La polarizzazione urlata, superficiale e di sistema, è anche discendente diretta di un dibattito politico che da decenni ha sostituito la profondità e il conflitto con l’urlo a sua volta acquiescente (tanto di qua quanto di là) al sistema.

Così, come serpenti guidati dal pifferaio, ci polarizziamo a nostra volta, siamo indotti a costruirci un’opinione ancora prima di conoscere i fatti per poi mostrarla, preferibilmente sotto forma di performance urlata.

Invece lo scetticismo, in questa situazione dannata come in altre, è un valore in sé, occorre scandirlo. Spinge a cercare ragioni per sperimentare soluzioni, invece che a dire la propria come se non esistesse un domani.
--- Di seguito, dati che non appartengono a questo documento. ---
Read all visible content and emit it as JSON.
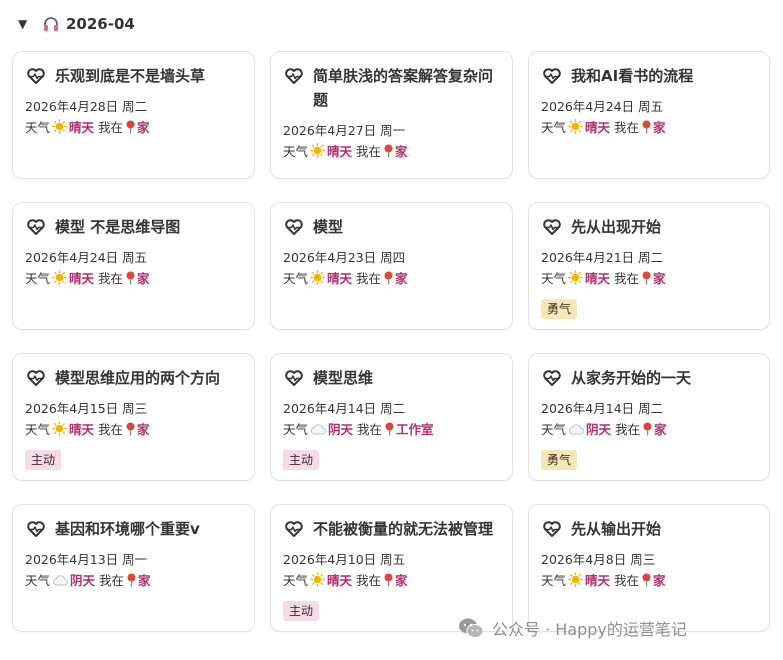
{
  "group": {
    "title": "2026-04",
    "icon": "headphones-icon",
    "toggle": "▼"
  },
  "labels": {
    "weather_prefix": "天气",
    "location_prefix": "我在"
  },
  "colors": {
    "accent": "#b0306e",
    "tag_yellow": "#f4e8b8",
    "tag_pink": "#f5dbe6"
  },
  "cards": [
    {
      "title": "乐观到底是不是墙头草",
      "date": "2026年4月28日 周二",
      "weather": "晴天",
      "weather_icon": "sun-icon",
      "location": "家",
      "tag": ""
    },
    {
      "title": "简单肤浅的答案解答复杂问题",
      "date": "2026年4月27日 周一",
      "weather": "晴天",
      "weather_icon": "sun-icon",
      "location": "家",
      "tag": ""
    },
    {
      "title": "我和AI看书的流程",
      "date": "2026年4月24日 周五",
      "weather": "晴天",
      "weather_icon": "sun-icon",
      "location": "家",
      "tag": ""
    },
    {
      "title": "模型 不是思维导图",
      "date": "2026年4月24日 周五",
      "weather": "晴天",
      "weather_icon": "sun-icon",
      "location": "家",
      "tag": ""
    },
    {
      "title": "模型",
      "date": "2026年4月23日 周四",
      "weather": "晴天",
      "weather_icon": "sun-icon",
      "location": "家",
      "tag": ""
    },
    {
      "title": "先从出现开始",
      "date": "2026年4月21日 周二",
      "weather": "晴天",
      "weather_icon": "sun-icon",
      "location": "家",
      "tag": "勇气",
      "tag_color": "yellow"
    },
    {
      "title": "模型思维应用的两个方向",
      "date": "2026年4月15日 周三",
      "weather": "晴天",
      "weather_icon": "sun-icon",
      "location": "家",
      "tag": "主动",
      "tag_color": "pink"
    },
    {
      "title": "模型思维",
      "date": "2026年4月14日 周二",
      "weather": "阴天",
      "weather_icon": "cloud-icon",
      "location": "工作室",
      "tag": "主动",
      "tag_color": "pink"
    },
    {
      "title": "从家务开始的一天",
      "date": "2026年4月14日 周二",
      "weather": "阴天",
      "weather_icon": "cloud-icon",
      "location": "家",
      "tag": "勇气",
      "tag_color": "yellow"
    },
    {
      "title": "基因和环境哪个重要v",
      "date": "2026年4月13日 周一",
      "weather": "阴天",
      "weather_icon": "cloud-icon",
      "location": "家",
      "tag": ""
    },
    {
      "title": "不能被衡量的就无法被管理",
      "date": "2026年4月10日 周五",
      "weather": "晴天",
      "weather_icon": "sun-icon",
      "location": "家",
      "tag": "主动",
      "tag_color": "pink"
    },
    {
      "title": "先从输出开始",
      "date": "2026年4月8日 周三",
      "weather": "晴天",
      "weather_icon": "sun-icon",
      "location": "家",
      "tag": ""
    }
  ],
  "watermark": {
    "text": "公众号 · Happy的运营笔记",
    "icon": "wechat-icon"
  }
}
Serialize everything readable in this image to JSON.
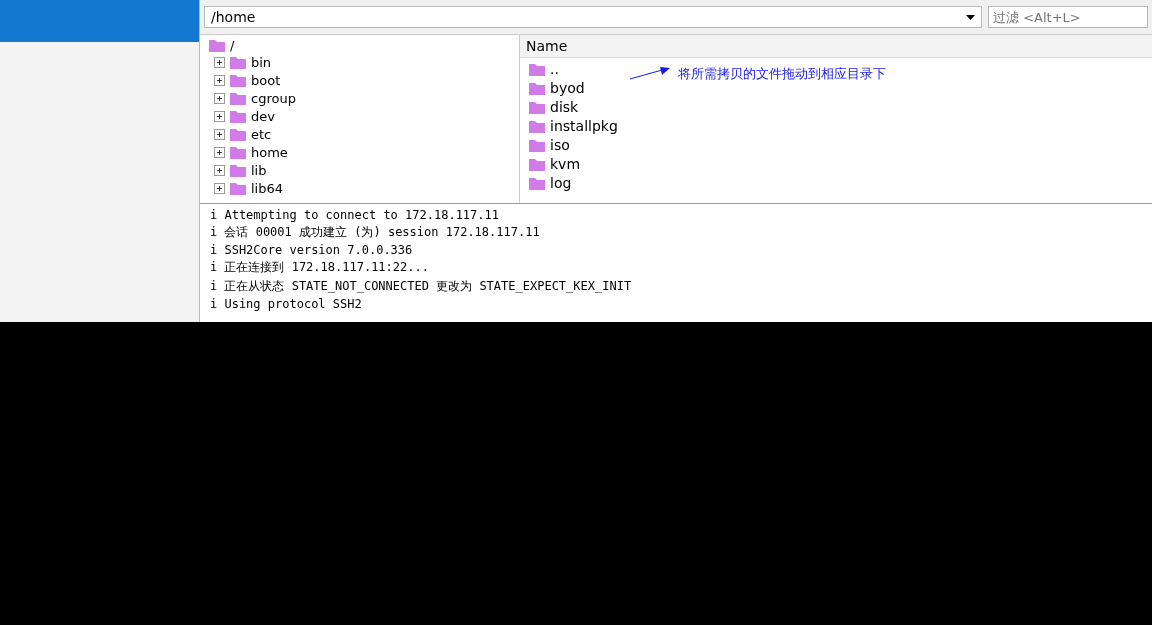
{
  "path_bar": {
    "value": "/home"
  },
  "filter": {
    "placeholder": "过滤 <Alt+L>"
  },
  "tree": {
    "root": "/",
    "children": [
      {
        "label": "bin",
        "expanded": false
      },
      {
        "label": "boot",
        "expanded": false
      },
      {
        "label": "cgroup",
        "expanded": false
      },
      {
        "label": "dev",
        "expanded": false
      },
      {
        "label": "etc",
        "expanded": false
      },
      {
        "label": "home",
        "expanded": false
      },
      {
        "label": "lib",
        "expanded": false
      },
      {
        "label": "lib64",
        "expanded": false
      }
    ]
  },
  "file_list": {
    "columns": [
      "Name"
    ],
    "rows": [
      "..",
      "byod",
      "disk",
      "installpkg",
      "iso",
      "kvm",
      "log"
    ]
  },
  "annotation": "将所需拷贝的文件拖动到相应目录下",
  "log": [
    "i Attempting to connect to 172.18.117.11",
    "i 会话 00001 成功建立 (为) session 172.18.117.11",
    "i SSH2Core version 7.0.0.336",
    "i 正在连接到 172.18.117.11:22...",
    "i 正在从状态 STATE_NOT_CONNECTED 更改为 STATE_EXPECT_KEX_INIT",
    "i Using protocol SSH2"
  ]
}
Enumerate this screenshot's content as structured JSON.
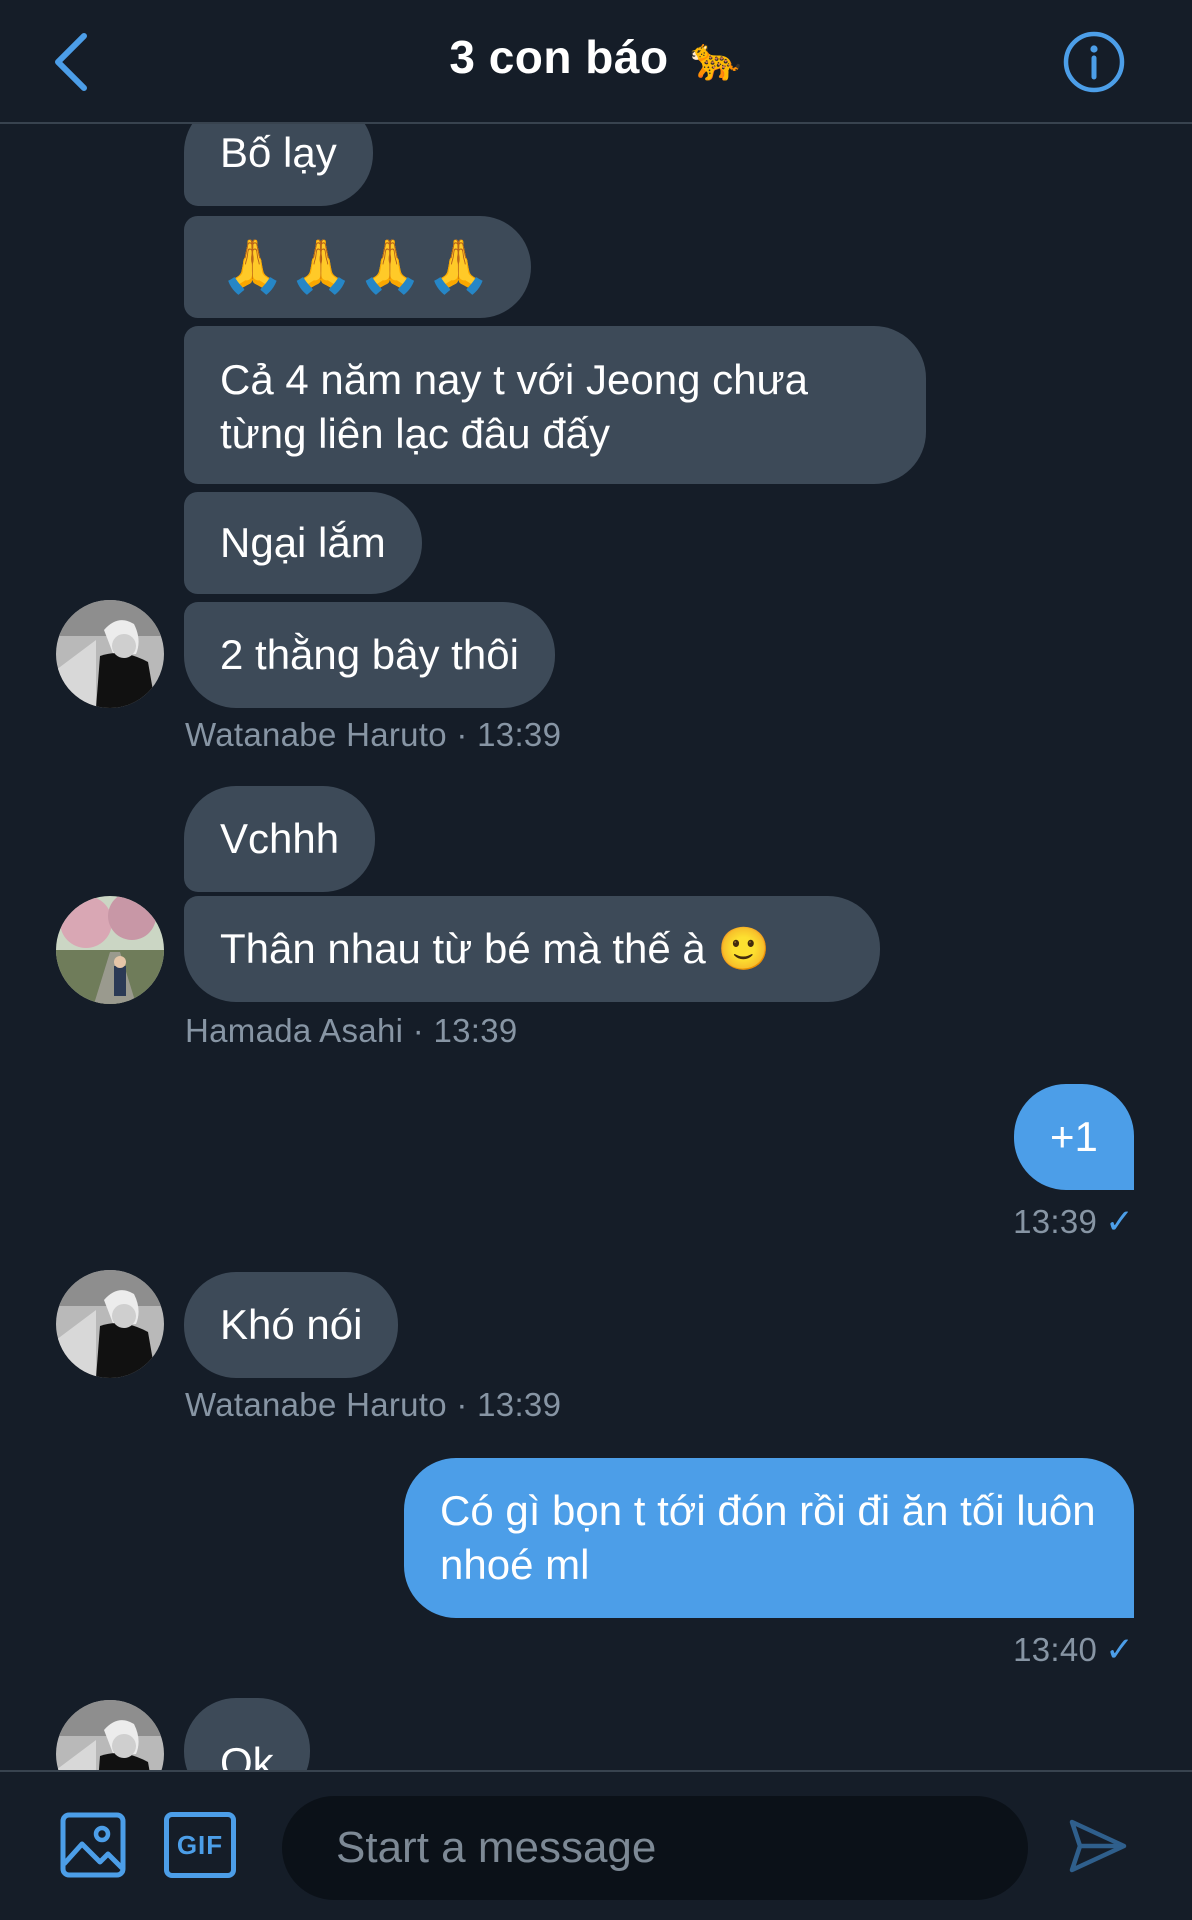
{
  "header": {
    "title": "3 con báo",
    "title_emoji": "🐆"
  },
  "messages": [
    {
      "text": "Bố lạy"
    },
    {
      "text": "🙏🙏🙏🙏"
    },
    {
      "text": "Cả 4 năm nay t với Jeong chưa từng liên lạc đâu đấy"
    },
    {
      "text": "Ngại lắm"
    },
    {
      "text": "2 thằng bây thôi"
    },
    {
      "meta": "Watanabe Haruto · 13:39"
    },
    {
      "text": "Vchhh"
    },
    {
      "text": "Thân nhau từ bé mà thế à 🙂"
    },
    {
      "meta": "Hamada Asahi · 13:39"
    },
    {
      "text": "+1"
    },
    {
      "meta": "13:39"
    },
    {
      "text": "Khó nói"
    },
    {
      "meta": "Watanabe Haruto · 13:39"
    },
    {
      "text": "Có gì bọn t tới đón rồi đi ăn tối luôn nhoé ml"
    },
    {
      "meta": "13:40"
    },
    {
      "text": "Ok"
    }
  ],
  "composer": {
    "placeholder": "Start a message",
    "gif_label": "GIF"
  },
  "colors": {
    "background": "#151d28",
    "incoming_bubble": "#3d4a58",
    "outgoing_bubble": "#4c9ee8",
    "accent": "#4c9ee8"
  },
  "icons": [
    "chevron-left-icon",
    "info-icon",
    "image-icon",
    "gif-icon",
    "send-icon",
    "checkmark-icon"
  ]
}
Però crogiolarsi nei dubbi mentre c’è gente che prova a vivere e muore sotto le bombe non può andare a lungo. Cosa può fare allora chi la guerra la schifa da sempre, chi accoglierebbe tutte le persone (t u t t e) esattamente come si sta facendo mirabilmente con i profughi dall’Ucraina? Una cosa si potrebbe fare, ed è troppo grande perché l’iniziativa parta da un giornale regionale come questo. Ma, anche in questo caso, vale la pena esternarla. Partire in massa da Siracusa e da Lisbona, da Edimburgo e Dublino, da Oslo e da Stoccolma e Atene, e caricare durante il percorso su treni, bus e qualsiasi altro mezzo la quantità maggiore di persone che si sentano di compiere il tragitto fino almeno alla frontiera ovest dell’Ucraina. Far sentire lì il peso dei corpi vivi e delle voci delle persone che non hanno altro che se stesse e che odiano le armi; invitare alla diserzione, proteggere chi la pratica, chiamarlo a noi. Si potrebbe fare, gli zapatisti l’hanno fatto per tremila chilometri, dalla Selva Lacandona fino a Città del Messico. E per rendere la proposta ancora più indecente, perché fatta da una persona che crede nella laicità, l’infrastruttura per questa forma di resistenza potrebbero fornirla i tanti parroci che stanno con papa Francesco, che sono l’unica parte con organizzazione e motivazioni serie in mezzo a una manica di urlatori da talk show.